Gergerlioğlu’nun verdiği kanun teklifi:
“Doğu Türkistan Çin yönetimi altında resmi adı “Sincan Uygur Özerk Bölgesi” (Xinjiang Uygur Otonom Rayoni) olarak 1 Ekim 1955’te kurulmuştur. Asya kıtasının merkezinde bulunan bölge, coğrafi konumu ile önemli bir merkez olup yeraltı ve yerüstü kaynakları bakımından zengindir. Özellikle Cungarya Havzası’nın kuzeybatısındaki dağlarda zengin altın, demir, kömür, bakır ve petrol yatakları ile Altay bölgesinde zengin taş kömürü yatakları bulunmaktadır. Ayrıca bölgede zümrüt ve yakut gibi kıymetli taşlar da mevcuttur.

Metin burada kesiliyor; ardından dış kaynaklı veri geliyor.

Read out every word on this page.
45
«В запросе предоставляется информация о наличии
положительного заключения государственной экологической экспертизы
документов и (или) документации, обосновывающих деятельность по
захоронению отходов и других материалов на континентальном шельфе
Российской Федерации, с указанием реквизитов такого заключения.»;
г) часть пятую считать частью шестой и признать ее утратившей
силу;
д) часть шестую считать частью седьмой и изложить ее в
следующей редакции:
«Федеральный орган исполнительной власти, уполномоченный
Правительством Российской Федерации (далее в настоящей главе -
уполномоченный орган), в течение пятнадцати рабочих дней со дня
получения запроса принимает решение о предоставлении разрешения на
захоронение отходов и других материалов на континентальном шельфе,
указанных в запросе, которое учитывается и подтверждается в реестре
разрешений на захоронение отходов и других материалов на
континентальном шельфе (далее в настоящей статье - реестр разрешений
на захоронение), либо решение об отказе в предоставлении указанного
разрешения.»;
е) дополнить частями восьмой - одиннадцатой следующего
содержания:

Doğu Türkistan siyasi olarak Çin yönetimi altında olup, bölgenin yer altı ve yer üstü kaynakları yine Çin tarafından kontrol edilmektedir. Ekonomik eşitsizlik, demografik yapının bozulması, dini baskılar, nüfus ve doğum kontrolü, eğitim ve dil, sağlık, nükleer denemeler, basın yayın, ifade ve siyasal özgürlüklerin kısıtlanması, adalet sistemi, işkence, idam vb. konular bölgenin öncelikli problemleridir. Ayrıca asimilasyon stratejinin bir parçası olarak Çin Hükümeti, “Doğu Türkistan” coğrafi adını ve kimliğini de kabul etmemekte ve Doğu Türkistan adının radikal dini gruplardan oluşan ayrılıkçı azınlıklar tarafından sonradan uydurulduğunu, bölge halkının tarihi bir geçmişi olmadığını ve Doğu Türkistan’ın ezelden beri Çin toprağı olduğunu iddia etmektedir.
Çin hükümeti Doğu Türkistan topraklarını Türklerden arındırmak ve buraları tamamen Çinlileştirmek amacıyla, Doğu Türkistan’ı imar ve kalkındırma iddiası ile bölgeye sürekli olarak Çinli göçü teşvik ettiği iddia edilmektedir.
Uluslararası Af Örgütü raporlarına göre, Çin rejimine muhalif binlerce insan hakları savunucusu, din adamları ve aydın kişiler sadece düşüncelerini ifade ettikleri için idama mahkûm edilmekte, çalışma kamplarında gayrisıhhi şartlar altında tutulmakta ve Çin Komünist Partisi kontrolündeki yargı mensupları, tek celsede ölüm kararı verebilmektedir.
Yakın diye tabir edebileceğimiz 5 Temmuz 2009 yılında, Urumçi’de üniversite öğrencileri bir gösteri düzenlenmişti. Amaçları Çin’in Şaoguan şehrinde Uygur işçileri döverek öldüren katillerin soruşturulmasını talep etmekti. Çin güvenlik güçlerinin ellerinde kitap ve kalemden başka bir şey olmayan göstericilerin üzerine ateş açması sonucu yüzlerce genç hayatını kaybetmişti. Yaşananları başbakan olduğu dönemde Cumhurbaşkanı Recep Tayyip Erdoğan şöyle anlatmıştır: ‘Kullandığım ifadeyi bilerek kullanıyorum, inanarak kullanıyorum. Dışişleri’ndeki arkadaşlar benim ifademin dışında bir ifadeyi kullanamaz. Ve kullanmamışlardır da. Burada bir yanlışlık olabilir. Şu anda Çin’deki bu olay adeta bir soykırımdır. Bunu daha farklı bir şekilde yorumlamanın bir anlamı yok.’
Bu iddialar ortada olduğu gibi pek çok ülke bu uygulamaları soykırım olarak kabul etmektedir. ABD, Hollanda, Kanada, Litvanya, İngiltere ve son olarak meclisleri bu fiiller soykırım olarak kabul edildi.
Yukarıda belirttiğim sebepler çerçevesinde ‘5 Temmuz 2009’daki Urumçi’de yaşananların yıl dönümünde Doğu Türkistan’da İnsan Hakları İhlalleri Sonucu Hayatını Kaybedenleri Anma ve Yas Günü’ olması için bu kanun teklifi hazırlanmıştır.”